Interrogating Hidden Assumptions in Code Review with AI

Predictable behaviour is one of the ways we make production software engineering possible. There's a reason why static type checkers in dynamic languages have skyrocketed in popularity. With type checking, changing old code feels so much safer.

LLMs have dramatically increased the amount of code that can be produced by a single developer. If validating that code is correct becomes the bottleneck of software development, then there's a clear opportunity to develop new tools that go beyond looking at git diffs.

When you change a schema's type from an integer to string, it's immediately clear that you're making it more flexible. Type systems can help catch structural invariants, but a lot of issues in production come from other assumptions being broken such as uniqueness, timeliness, or ordering. Formal methods in software engineering can help with that, but good luck trying to model a pandas data transformation in TLA+.

Suppose your stakeholder wants the currently long-shaped data to be made wide. Your AI agent has submitted the following code as their merge request. Can you catch the edge case that will cause this to raise an exception?

--- a/reshape.py
+++ b/reshape.py
@@ -1,18 +1,25 @@
import pandas as pd
import numpy as np
 
def reshape_metrics(df):
    def parse(v):
        if pd.isna(v) or v == "N/A":
            return np.nan
        v = str(v).strip()
        if v.endswith("%"):
            return float(v[:-1]) / 100
        return float(v.replace(",", ""))
 
    melted = df.melt(id_vars="id", var_name="key", value_name="value")
    enriched = melted.assign(
        metric=melted["key"].str.split("_").str[0],
        year=melted["key"].str.split("_").str[1].astype(int),
    )
    typed = enriched.assign(
        value=enriched["value"].astype("string").map(parse).astype("Float64"),
    )
-    return typed.drop(columns="key")
+    return (
+        typed
+        .drop(columns="key")
+        .set_index(["id", "year", "metric"])
+        .unstack("metric")
+        .rename_axis(None, axis=1)
+        .reset_index()
+    )

There's a small trick: the transformation assumes that each (id, year, metric) combination is unique before the unstack. This is the shape of data the program assumes, but it's not always true depending on the source of data. A more defensive transformation would've been made obvious by either loudly calling an error beforehand or deduplicating the data.

My experiment Runtime Diff will help you interrogate this exact edge case. This tool tries to guess what behaviours will change and which will hold after your code change as well as generating relevant examples. It's currently limited to only work with Python functions.

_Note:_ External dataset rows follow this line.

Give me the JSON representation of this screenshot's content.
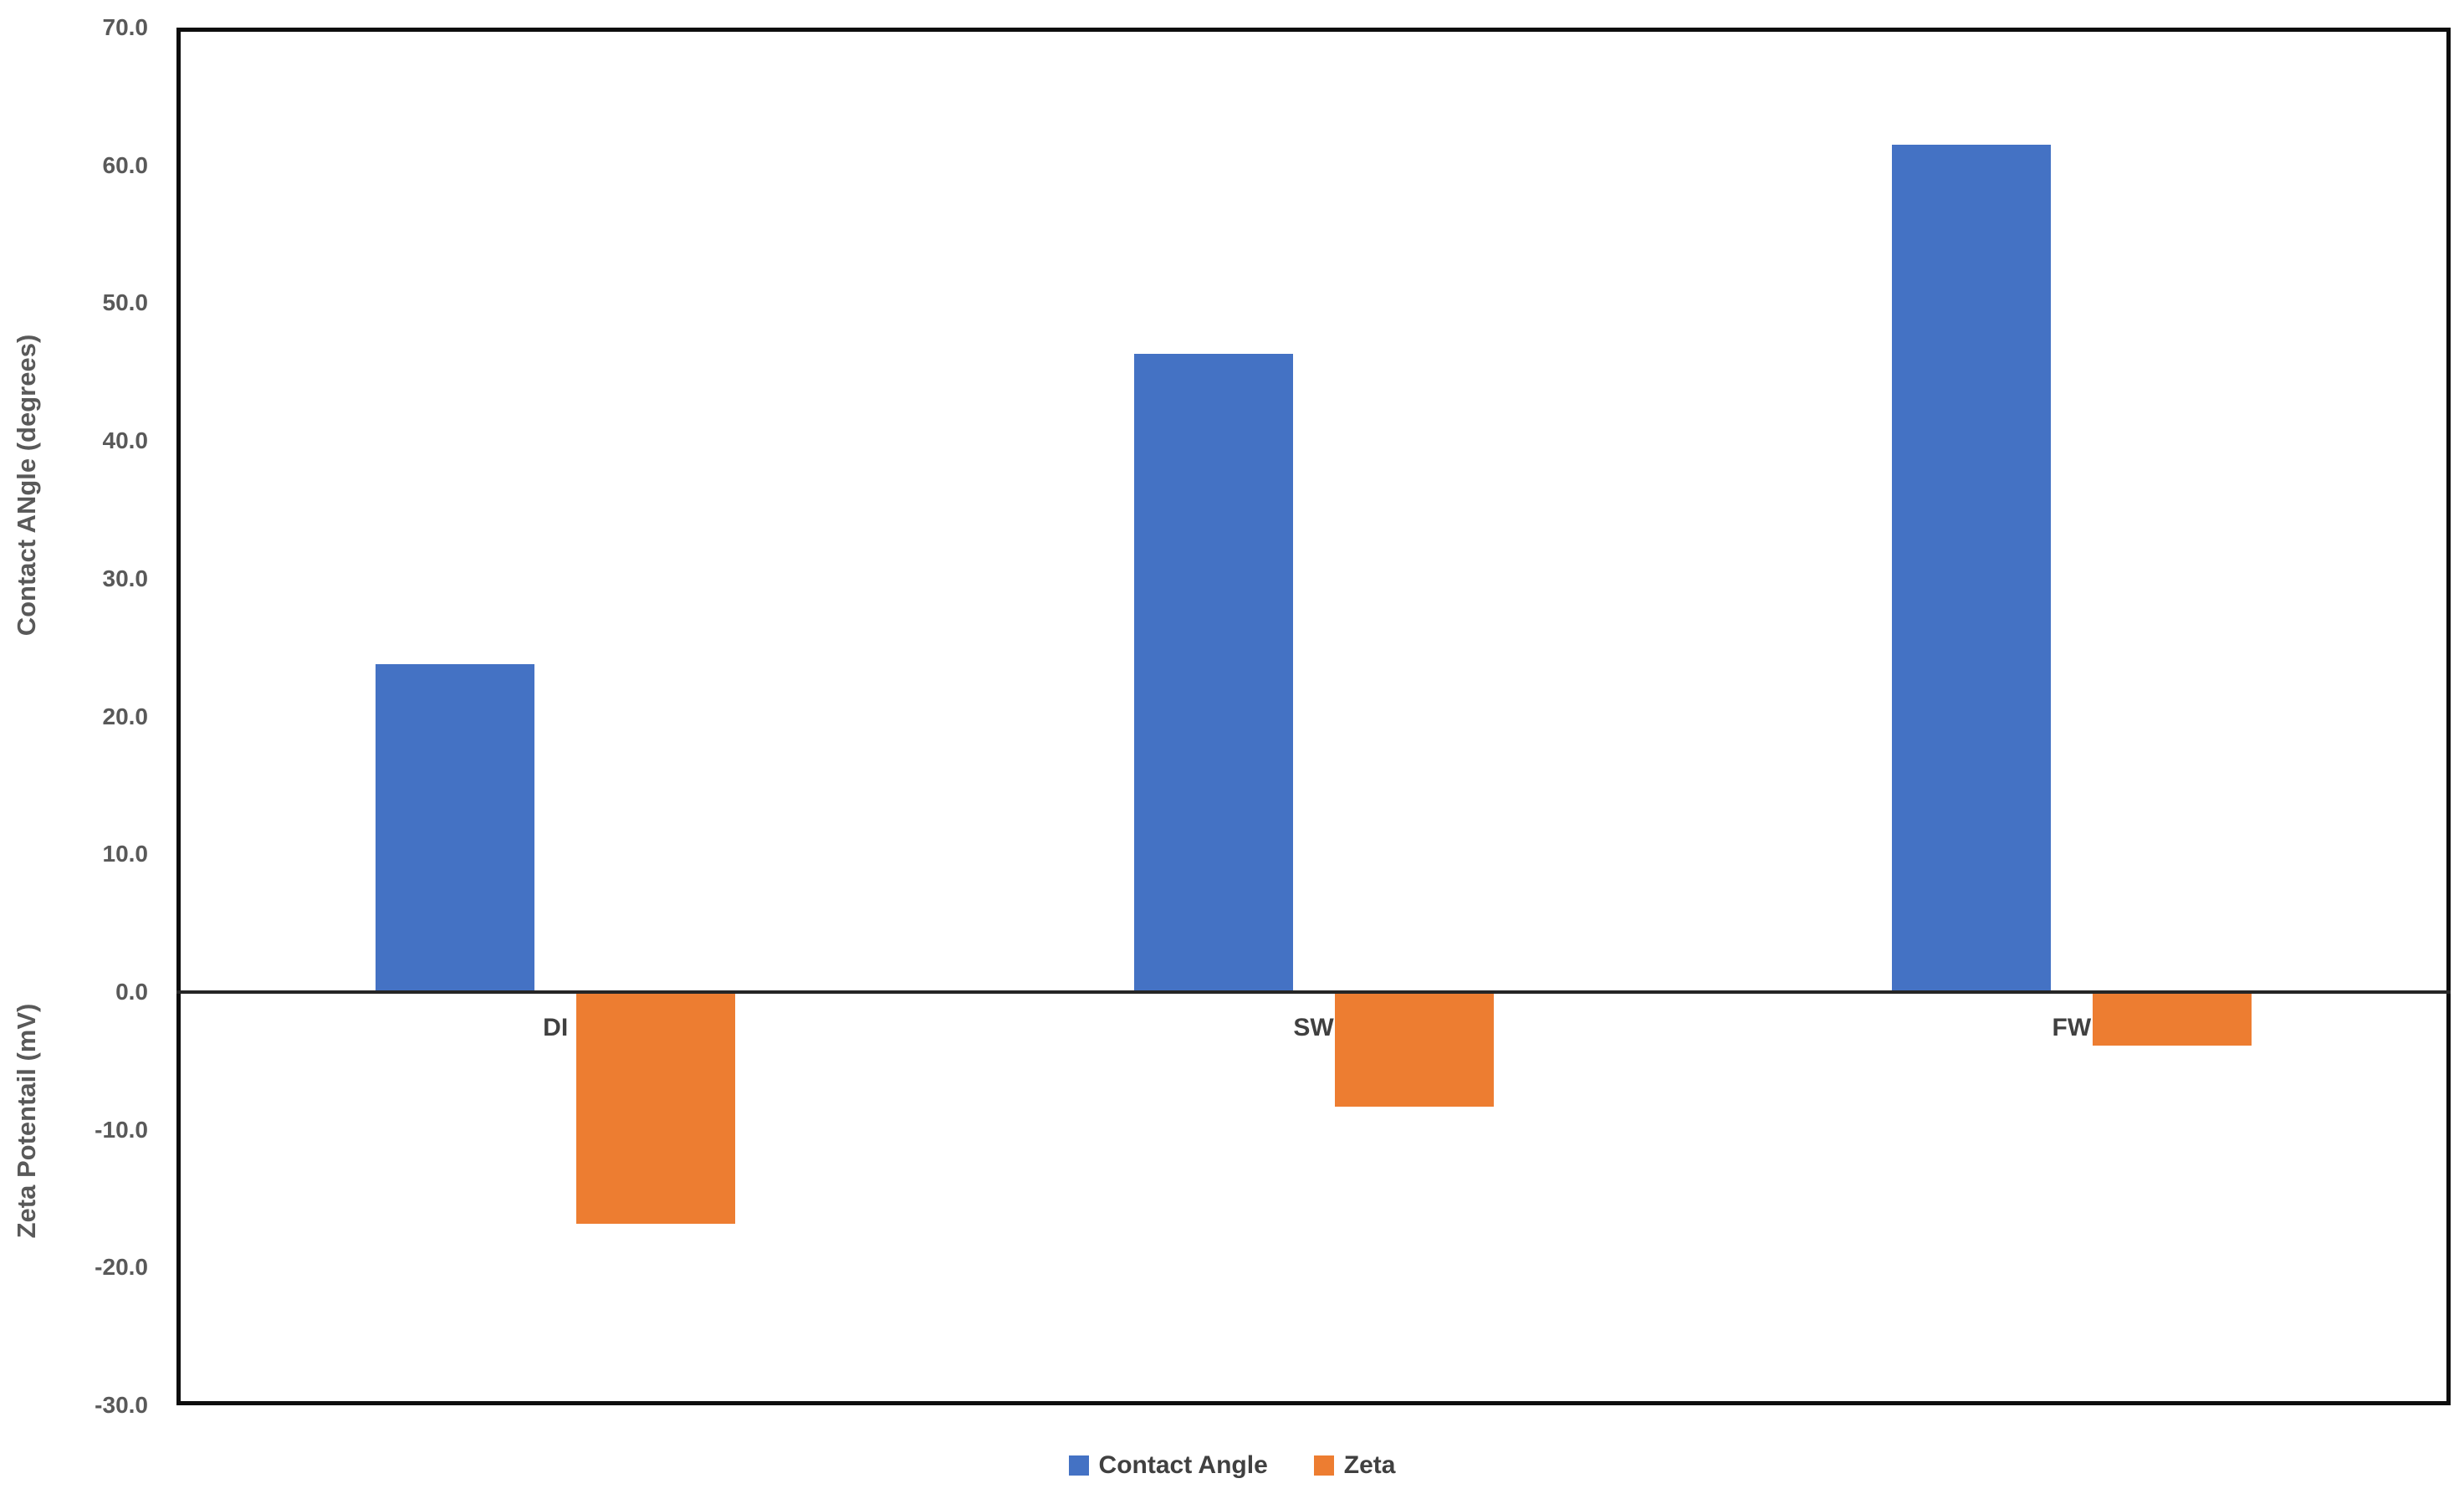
{
  "chart_data": {
    "type": "bar",
    "categories": [
      "DI",
      "SW",
      "FW"
    ],
    "series": [
      {
        "name": "Contact Angle",
        "color": "#4472C4",
        "values": [
          23.8,
          46.3,
          61.5
        ]
      },
      {
        "name": "Zeta",
        "color": "#ED7D31",
        "values": [
          -16.8,
          -8.3,
          -3.9
        ]
      }
    ],
    "y_axis": {
      "max": 70,
      "min": -30,
      "tick_step": 10,
      "ticks": [
        "70.0",
        "60.0",
        "50.0",
        "40.0",
        "30.0",
        "20.0",
        "10.0",
        "0.0",
        "-10.0",
        "-20.0",
        "-30.0"
      ],
      "label_positive": "Contact ANgle (degrees)",
      "label_negative": "Zeta Potentail (mV)"
    },
    "grid": "off",
    "legend_position": "bottom",
    "legend": [
      {
        "label": "Contact Angle",
        "color": "#4472C4"
      },
      {
        "label": "Zeta",
        "color": "#ED7D31"
      }
    ]
  }
}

LLMs can do more than just leave a comment on merge requests, but help us explore the hidden assumptions in our code and enhance human reasoning. When you're just starting to program and learning about algorithms, you may use a visualizer like pythontutor.com. We give these things up once we can model program behaviour in our head, but AI may make that more difficult whether through sheer number of lines of code or complexity of the programs. This is the "grown-up" version of that. After evaluating my experiment with some evals, the tool is excellent at generating examples but still struggles to determine conditions that may differ on either side.

I lead a team that builds data pipelines which means I spend a lot of my time day to day reviewing code that transforms data. When processing data, you need to ensure your code works correctly forever. That means being defensive, it means making assumptions about your data, and it also means changing existing logic can be incredibly dangerous.

Rather than asking users to declare invariants or a formal specification which can be time-consuming and difficult or even impossible to fully model, the next level of abstraction in code review could allow AI to try to declare invariants that have shifted in a program and allowing reviewers to explore the impact of changes. As we think about ways to automate validation, we need to bring new ways that interrogate the hidden assumptions our code makes.